Los dos caballeros blindados y los siervos se adentraron a todo galope en la quebrada, sin vacilar, mientras que el hombre que tenía la armadura más liviana contuvo su caballo, mirando atentamente a su alrededor. Vyszo les ordenó a sus hombres con un breve gesto que se agacharan un poco más, pero era demasiado tarde. El jinete vio el movimiento y emitió un penetrante grito de advertencia.

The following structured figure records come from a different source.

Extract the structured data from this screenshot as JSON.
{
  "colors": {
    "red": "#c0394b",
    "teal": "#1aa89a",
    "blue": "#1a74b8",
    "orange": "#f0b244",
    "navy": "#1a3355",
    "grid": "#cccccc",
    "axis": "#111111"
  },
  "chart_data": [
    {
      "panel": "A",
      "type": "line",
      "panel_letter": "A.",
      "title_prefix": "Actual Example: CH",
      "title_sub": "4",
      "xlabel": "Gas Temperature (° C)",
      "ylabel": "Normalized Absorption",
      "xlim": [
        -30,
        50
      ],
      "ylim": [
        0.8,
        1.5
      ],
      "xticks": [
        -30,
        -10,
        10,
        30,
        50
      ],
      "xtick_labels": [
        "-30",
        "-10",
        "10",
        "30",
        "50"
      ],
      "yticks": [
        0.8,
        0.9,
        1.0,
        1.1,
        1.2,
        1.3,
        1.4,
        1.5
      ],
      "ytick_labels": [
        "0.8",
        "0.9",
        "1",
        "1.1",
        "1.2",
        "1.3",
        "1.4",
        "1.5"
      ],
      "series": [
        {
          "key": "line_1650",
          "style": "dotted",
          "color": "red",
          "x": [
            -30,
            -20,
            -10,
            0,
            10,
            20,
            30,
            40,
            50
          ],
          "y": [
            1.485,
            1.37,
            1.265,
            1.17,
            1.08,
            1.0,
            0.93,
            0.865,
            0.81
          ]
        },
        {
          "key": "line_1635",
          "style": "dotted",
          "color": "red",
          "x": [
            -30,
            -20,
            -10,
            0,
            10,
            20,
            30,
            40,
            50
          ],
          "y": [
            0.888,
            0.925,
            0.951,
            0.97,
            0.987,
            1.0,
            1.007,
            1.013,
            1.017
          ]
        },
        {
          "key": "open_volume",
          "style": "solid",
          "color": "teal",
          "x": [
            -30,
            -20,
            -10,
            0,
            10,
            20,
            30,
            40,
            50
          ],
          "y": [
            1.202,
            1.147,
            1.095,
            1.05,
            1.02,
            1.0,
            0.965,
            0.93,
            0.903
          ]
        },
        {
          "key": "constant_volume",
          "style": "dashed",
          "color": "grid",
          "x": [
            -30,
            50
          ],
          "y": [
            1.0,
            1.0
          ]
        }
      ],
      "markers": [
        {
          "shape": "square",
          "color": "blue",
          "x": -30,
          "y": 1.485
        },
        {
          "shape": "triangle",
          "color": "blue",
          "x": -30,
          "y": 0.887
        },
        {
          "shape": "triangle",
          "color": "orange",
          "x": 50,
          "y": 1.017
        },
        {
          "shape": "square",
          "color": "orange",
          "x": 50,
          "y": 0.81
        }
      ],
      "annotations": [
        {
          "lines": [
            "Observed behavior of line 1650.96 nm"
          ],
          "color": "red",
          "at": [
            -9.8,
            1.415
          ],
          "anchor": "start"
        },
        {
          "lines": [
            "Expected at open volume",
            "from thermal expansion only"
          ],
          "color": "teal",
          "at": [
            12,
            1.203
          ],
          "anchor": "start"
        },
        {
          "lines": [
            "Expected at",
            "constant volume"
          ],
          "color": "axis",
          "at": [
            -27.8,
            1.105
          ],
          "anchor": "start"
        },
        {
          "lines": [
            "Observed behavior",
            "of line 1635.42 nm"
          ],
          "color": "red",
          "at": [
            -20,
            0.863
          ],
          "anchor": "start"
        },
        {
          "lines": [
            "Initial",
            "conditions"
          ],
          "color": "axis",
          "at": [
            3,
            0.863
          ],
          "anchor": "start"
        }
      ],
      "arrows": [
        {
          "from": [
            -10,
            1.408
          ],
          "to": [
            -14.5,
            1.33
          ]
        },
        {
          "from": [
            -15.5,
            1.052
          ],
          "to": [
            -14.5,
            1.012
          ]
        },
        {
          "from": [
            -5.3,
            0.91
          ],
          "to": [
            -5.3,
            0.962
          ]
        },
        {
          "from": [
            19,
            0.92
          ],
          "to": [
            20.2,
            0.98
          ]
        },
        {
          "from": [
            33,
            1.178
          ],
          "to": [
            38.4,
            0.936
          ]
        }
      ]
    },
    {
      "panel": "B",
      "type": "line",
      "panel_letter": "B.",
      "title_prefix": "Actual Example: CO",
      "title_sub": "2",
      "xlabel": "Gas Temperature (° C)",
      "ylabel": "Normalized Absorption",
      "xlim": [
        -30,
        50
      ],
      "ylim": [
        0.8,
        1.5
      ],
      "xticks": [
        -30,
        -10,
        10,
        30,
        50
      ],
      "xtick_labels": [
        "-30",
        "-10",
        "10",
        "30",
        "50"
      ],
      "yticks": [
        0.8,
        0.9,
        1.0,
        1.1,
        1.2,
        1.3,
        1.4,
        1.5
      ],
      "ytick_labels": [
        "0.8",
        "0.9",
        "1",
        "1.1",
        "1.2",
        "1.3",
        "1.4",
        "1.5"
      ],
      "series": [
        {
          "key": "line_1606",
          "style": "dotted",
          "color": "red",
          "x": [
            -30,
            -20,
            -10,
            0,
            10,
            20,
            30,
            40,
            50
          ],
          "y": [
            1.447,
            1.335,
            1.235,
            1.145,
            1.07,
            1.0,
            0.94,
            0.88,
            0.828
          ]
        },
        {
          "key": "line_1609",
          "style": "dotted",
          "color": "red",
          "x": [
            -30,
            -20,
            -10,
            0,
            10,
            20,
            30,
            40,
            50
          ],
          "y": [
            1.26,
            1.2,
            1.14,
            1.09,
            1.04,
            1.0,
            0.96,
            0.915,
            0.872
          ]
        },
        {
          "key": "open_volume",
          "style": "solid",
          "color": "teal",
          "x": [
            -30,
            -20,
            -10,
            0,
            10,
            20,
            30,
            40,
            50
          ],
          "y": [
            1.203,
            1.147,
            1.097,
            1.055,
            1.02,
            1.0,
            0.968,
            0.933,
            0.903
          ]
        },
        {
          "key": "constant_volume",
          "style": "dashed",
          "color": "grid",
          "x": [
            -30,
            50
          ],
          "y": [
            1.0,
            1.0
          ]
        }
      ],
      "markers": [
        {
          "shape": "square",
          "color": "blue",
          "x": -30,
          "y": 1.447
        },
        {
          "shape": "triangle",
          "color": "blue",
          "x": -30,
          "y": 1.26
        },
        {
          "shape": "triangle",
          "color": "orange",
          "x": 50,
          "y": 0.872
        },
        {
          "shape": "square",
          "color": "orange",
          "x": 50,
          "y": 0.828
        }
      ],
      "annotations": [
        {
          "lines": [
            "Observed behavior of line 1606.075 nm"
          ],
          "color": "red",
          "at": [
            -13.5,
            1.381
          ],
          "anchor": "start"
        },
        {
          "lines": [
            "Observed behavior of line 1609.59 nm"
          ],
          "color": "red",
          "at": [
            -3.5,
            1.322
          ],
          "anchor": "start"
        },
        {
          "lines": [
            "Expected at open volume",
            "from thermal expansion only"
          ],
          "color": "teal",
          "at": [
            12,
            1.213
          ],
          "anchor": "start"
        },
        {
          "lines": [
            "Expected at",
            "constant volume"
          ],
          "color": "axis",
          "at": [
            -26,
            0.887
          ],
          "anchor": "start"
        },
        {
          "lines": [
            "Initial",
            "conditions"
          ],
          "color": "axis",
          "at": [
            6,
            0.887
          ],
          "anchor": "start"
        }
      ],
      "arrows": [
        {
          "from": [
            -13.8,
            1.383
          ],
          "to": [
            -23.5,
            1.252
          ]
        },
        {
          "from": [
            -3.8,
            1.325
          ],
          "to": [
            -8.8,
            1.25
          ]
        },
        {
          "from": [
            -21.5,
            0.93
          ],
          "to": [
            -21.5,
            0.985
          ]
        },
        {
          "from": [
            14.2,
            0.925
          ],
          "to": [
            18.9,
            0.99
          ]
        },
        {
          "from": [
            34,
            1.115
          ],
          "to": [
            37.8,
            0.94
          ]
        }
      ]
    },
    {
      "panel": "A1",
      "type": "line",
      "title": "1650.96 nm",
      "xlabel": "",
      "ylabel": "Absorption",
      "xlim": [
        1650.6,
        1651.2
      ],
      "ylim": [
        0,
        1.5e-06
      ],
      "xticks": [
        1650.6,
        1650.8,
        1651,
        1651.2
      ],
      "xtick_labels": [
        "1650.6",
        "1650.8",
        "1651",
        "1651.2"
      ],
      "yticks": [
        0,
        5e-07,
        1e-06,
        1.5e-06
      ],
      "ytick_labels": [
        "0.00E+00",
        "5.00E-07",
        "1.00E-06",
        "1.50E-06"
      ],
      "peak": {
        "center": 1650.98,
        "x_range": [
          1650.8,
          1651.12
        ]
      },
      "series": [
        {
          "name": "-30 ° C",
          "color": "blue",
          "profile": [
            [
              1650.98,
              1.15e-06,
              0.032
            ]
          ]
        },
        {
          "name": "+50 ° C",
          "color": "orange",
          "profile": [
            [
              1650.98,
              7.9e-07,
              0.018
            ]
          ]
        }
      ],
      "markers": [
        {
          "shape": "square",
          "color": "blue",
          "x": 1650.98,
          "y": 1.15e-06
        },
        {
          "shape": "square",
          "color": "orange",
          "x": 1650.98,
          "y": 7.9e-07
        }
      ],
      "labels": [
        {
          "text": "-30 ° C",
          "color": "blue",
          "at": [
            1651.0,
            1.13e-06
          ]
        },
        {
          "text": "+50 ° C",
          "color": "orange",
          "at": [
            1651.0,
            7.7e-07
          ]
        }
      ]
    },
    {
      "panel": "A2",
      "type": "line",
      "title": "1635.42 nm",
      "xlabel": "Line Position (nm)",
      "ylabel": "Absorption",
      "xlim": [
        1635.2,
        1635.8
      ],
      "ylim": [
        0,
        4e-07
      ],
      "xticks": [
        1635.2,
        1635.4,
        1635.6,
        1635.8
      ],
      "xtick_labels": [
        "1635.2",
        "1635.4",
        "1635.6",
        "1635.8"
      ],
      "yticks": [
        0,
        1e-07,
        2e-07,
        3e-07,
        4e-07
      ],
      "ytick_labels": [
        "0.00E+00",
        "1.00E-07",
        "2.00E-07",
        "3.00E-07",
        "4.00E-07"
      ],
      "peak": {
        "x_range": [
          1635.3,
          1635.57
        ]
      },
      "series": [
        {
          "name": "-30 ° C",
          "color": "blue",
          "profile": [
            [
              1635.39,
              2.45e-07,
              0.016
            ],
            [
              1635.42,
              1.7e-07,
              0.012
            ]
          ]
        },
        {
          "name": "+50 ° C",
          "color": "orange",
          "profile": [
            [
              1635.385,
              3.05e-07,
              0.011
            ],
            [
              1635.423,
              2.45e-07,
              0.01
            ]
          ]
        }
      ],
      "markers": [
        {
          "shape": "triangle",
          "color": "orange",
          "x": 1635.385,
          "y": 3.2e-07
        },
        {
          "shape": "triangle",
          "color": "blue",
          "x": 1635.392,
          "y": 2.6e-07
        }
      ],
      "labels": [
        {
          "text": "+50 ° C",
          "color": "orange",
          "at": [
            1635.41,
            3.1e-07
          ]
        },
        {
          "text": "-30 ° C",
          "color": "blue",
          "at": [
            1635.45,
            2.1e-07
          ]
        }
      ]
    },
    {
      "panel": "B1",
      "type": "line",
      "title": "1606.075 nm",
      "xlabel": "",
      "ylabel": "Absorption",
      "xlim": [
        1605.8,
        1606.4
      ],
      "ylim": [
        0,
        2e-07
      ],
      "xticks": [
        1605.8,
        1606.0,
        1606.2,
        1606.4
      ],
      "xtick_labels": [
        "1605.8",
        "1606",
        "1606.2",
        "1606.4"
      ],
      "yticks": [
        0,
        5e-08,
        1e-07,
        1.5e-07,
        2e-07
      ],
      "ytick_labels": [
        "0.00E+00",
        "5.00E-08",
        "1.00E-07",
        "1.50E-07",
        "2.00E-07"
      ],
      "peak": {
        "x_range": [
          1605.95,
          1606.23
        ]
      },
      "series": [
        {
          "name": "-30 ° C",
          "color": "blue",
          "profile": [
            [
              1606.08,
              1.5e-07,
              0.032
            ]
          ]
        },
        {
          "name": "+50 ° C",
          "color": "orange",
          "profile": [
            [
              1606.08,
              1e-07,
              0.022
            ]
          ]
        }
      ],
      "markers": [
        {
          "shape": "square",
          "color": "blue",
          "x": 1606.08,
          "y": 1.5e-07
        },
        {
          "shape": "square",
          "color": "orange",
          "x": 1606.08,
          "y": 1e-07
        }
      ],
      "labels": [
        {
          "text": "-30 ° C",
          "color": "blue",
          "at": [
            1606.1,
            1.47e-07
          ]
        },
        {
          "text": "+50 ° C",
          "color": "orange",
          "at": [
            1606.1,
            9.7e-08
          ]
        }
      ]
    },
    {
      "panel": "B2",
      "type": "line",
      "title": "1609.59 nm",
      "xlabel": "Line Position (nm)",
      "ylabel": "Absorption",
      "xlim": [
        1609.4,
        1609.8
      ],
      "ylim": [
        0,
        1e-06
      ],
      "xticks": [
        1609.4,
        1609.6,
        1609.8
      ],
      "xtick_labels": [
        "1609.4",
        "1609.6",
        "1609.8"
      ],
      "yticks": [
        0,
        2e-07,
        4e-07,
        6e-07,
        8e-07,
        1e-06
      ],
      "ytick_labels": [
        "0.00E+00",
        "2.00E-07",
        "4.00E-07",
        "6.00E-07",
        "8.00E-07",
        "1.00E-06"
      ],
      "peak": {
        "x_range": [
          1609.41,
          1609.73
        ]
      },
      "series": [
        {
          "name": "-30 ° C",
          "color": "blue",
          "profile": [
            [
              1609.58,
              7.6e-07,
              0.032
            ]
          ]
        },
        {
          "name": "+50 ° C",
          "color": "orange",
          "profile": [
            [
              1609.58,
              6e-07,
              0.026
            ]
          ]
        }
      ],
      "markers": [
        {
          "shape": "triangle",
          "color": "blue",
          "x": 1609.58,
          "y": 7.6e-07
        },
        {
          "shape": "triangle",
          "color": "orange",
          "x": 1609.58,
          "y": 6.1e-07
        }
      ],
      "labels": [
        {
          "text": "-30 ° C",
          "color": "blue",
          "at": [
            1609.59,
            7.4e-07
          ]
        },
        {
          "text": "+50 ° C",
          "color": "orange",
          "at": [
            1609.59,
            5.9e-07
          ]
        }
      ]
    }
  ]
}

En ese momento, Vyszo corrió por el extremo de la quebrada y se abalanzó sobre el caballero que iba delante. El hombre esquivó su martillo de guerra, se arrojó al suelo y quedó tendido allí, inerte. El checo dejó de ocuparse de él y corrió a ayudar a sus compañeros, que estaban enredados en una lucha sangrienta con el resto de los alemanes. Uno de sus camaradas ya estaba tendido en el suelo, y otro estaba desplomándose cubierto de sangre. Al mismo tiempo se caía muerto de su caballo el primer alemán, pero los restantes se resistían en una lucha encarnizada, sobre todo el jinete que les había advertido a sus amigos. El hombre descargaba su espada sobre sus enemigos, luchando como un oso enfurecido, y acorraló a uno de ellos con su caballo. Al hacerlo, quedó de espaldas a Vyszo. El líder checo aprovechó la oportunidad, corrió hacia delante y dio impulso a su maza.